Professor Stanford University Stanford, California, United States
Introduction: Repairing large bone defects remains a major clinical challenge. Each year, more than half a million bone graft procedures are performed in the United States to address bone disorders resulting from trauma, tumors, and infections, with over 2 million procedures carried out worldwide. Autografts, harvested from the patient's own body, are used in more than 80% of these procedures, while synthetic bone void fillers are used in less than 20% due to their lower efficacy in promoting bone repair. Bone tissue engineering has emerged as a promising alternative to autografts by combining osteoconductive bone matrices, osteoinductive growth factors, and osteogenic cells to engineer functional bone tissue. Clinically, orthopedic surgeons utilize three primary techniques for treating large bone defects: vascularized fibular grafts, the Masquelet technique (induced membrane technique), and the Ilizarov technique (distraction osteogenesis). While these approaches have shown success, they are not without complications. In this presentation, I will discuss how we are integrating tissue engineering strategies with these established surgical methods to enhance bone regeneration and mitigate complications.
Materials and
Methods: We developed a Hybrid Tissue Engineering Construct approach for assisting the clinically available techniques. We characterized the mechanical properties, degradation properties, and growth factor release kinetics. We tested these constructs' bone repair efficacy using different animal models of large bone defects, and evaluated the bone regeneration using x ray, microCT, mechanical testing and histology.

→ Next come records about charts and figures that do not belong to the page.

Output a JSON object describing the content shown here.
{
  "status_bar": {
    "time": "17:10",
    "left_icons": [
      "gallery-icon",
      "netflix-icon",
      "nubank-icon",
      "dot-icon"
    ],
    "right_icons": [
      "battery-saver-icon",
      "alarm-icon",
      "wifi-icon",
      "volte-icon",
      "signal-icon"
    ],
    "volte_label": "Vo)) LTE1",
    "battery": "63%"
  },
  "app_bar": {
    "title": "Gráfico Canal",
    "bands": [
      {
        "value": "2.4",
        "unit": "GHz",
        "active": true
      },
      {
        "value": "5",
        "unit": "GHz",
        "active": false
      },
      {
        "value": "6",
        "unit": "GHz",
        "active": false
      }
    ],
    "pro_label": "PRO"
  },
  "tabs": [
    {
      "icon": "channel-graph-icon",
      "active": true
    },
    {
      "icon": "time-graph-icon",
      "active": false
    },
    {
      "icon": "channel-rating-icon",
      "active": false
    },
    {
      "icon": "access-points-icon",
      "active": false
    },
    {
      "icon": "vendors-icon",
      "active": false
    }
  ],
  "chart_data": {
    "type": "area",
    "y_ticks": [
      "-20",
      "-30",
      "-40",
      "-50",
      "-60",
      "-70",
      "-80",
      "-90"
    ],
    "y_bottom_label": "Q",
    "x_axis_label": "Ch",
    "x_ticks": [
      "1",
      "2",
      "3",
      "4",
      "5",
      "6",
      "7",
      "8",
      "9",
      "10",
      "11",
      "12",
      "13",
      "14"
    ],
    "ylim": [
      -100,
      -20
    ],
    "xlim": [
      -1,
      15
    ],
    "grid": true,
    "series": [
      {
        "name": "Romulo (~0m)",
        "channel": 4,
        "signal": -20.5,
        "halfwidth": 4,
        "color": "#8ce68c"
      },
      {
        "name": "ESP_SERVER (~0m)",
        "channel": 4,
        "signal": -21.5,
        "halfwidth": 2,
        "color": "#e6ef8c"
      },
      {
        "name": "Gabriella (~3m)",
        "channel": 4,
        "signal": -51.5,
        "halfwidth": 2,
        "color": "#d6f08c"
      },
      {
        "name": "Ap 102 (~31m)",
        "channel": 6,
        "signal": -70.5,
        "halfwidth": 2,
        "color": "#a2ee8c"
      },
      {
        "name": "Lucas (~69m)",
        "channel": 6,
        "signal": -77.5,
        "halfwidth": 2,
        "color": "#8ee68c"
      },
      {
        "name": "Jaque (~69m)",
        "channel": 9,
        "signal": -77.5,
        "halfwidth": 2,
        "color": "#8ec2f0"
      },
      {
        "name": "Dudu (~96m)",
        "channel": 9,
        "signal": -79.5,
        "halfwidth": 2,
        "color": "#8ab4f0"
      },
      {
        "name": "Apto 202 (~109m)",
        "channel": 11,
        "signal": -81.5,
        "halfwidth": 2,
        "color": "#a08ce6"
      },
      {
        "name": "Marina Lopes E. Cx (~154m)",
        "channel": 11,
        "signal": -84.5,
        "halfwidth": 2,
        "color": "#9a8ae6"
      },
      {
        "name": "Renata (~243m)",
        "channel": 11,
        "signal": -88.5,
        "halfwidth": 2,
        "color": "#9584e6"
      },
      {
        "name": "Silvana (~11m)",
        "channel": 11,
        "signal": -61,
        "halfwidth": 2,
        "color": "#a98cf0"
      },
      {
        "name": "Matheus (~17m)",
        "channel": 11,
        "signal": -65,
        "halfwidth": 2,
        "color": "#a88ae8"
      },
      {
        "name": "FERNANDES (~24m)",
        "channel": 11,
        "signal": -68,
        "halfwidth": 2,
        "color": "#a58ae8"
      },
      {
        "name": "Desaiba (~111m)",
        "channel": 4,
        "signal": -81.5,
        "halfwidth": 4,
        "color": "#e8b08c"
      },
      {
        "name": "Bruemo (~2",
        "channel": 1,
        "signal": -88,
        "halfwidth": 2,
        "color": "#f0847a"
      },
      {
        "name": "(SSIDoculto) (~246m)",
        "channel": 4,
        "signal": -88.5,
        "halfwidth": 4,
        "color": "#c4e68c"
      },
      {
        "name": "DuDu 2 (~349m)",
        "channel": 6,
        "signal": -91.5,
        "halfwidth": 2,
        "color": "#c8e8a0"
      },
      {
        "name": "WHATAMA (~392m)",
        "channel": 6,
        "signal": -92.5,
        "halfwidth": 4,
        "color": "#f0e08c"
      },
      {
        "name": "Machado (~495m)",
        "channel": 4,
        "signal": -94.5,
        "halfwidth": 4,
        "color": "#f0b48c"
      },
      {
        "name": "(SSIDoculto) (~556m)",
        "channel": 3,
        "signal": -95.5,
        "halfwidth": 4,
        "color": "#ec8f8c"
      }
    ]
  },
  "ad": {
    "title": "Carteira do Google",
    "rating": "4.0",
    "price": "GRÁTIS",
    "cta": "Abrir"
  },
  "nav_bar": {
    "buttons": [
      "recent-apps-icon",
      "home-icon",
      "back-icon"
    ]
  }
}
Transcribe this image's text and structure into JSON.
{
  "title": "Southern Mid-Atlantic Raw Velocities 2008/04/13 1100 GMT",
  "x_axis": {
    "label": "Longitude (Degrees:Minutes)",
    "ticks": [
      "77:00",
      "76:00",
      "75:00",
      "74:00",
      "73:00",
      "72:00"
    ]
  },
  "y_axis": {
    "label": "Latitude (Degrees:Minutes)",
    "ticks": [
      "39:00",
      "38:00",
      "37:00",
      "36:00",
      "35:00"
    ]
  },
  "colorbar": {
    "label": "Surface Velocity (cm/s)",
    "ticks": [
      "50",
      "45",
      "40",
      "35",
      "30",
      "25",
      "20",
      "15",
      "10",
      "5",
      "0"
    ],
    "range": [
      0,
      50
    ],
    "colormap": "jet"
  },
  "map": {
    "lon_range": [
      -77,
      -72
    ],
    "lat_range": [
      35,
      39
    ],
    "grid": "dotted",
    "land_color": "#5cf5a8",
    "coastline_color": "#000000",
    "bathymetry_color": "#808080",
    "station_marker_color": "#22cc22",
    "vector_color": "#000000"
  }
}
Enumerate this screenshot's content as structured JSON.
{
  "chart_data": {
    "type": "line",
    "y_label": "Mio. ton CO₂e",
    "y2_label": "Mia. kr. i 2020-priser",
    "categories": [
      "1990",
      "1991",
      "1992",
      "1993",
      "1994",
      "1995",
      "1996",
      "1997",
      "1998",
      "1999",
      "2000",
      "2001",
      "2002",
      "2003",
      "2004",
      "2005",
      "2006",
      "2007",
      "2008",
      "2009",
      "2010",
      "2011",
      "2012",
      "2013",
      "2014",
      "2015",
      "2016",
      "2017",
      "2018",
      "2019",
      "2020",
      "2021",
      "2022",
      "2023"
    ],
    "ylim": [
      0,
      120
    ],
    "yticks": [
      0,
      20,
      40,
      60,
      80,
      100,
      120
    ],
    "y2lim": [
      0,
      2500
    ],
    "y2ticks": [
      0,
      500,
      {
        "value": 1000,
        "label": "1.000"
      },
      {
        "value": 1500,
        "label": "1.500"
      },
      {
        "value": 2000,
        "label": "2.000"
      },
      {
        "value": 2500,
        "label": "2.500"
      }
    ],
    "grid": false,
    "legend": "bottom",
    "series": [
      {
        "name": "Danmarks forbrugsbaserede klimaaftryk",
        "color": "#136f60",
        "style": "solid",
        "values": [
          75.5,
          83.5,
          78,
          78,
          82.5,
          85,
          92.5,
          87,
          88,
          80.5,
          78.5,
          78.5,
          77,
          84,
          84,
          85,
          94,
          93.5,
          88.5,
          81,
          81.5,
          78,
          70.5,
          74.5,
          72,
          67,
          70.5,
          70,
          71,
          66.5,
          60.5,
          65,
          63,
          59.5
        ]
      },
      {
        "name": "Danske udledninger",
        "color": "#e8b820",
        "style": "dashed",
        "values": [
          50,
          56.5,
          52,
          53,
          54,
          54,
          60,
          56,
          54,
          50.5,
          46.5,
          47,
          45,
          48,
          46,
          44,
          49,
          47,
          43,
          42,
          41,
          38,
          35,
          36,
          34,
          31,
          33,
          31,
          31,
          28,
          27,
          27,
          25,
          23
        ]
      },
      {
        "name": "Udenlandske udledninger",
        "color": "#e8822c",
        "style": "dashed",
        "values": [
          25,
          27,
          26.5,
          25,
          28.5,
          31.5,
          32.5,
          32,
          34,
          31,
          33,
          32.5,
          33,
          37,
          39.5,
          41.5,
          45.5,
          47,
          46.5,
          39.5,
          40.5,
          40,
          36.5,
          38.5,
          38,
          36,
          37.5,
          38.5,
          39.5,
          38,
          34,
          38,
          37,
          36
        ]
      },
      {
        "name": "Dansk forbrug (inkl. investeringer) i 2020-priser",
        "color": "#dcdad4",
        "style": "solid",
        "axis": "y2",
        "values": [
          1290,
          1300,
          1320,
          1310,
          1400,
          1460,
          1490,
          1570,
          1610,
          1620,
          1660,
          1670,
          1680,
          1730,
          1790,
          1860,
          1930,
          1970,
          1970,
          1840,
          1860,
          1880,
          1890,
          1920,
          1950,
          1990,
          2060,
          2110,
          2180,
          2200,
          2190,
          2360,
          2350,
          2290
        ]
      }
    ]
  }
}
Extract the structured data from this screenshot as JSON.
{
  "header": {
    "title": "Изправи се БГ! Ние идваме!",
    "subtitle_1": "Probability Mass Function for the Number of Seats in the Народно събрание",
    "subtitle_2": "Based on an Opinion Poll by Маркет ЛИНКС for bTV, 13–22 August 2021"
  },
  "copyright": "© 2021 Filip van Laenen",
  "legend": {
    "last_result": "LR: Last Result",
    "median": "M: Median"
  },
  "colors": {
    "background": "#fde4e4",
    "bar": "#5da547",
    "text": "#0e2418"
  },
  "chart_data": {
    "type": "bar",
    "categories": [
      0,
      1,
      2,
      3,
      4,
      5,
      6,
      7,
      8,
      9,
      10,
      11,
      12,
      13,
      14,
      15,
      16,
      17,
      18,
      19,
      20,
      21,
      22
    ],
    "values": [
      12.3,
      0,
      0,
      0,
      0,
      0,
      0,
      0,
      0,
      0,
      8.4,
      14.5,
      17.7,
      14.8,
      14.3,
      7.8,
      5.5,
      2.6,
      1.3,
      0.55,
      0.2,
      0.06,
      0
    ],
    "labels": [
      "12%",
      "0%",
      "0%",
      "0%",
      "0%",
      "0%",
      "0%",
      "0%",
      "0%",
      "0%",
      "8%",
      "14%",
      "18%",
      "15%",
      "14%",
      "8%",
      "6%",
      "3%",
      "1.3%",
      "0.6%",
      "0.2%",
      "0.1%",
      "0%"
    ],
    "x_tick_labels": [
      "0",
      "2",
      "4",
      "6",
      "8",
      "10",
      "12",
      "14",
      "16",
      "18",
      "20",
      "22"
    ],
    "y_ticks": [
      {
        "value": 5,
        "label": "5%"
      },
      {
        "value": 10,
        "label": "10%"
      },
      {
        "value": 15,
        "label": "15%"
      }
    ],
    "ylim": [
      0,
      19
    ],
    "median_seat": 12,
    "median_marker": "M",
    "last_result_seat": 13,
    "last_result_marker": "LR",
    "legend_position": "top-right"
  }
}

Results, Conclusions, and Discussions: Our hybrid tissue engineering constructs significantly accelerate bone formation and enhance early weight-bearing capacity in clinically relevant large bone defect animal models. These effects are achieved through the combination of customized and optimized 3D-printed bone scaffolds and the local, sustained delivery of biological signals. This platform has broad applications, extending beyond bone repair to support the regeneration of both hard and soft tissues, as well as complex interfacial tissues.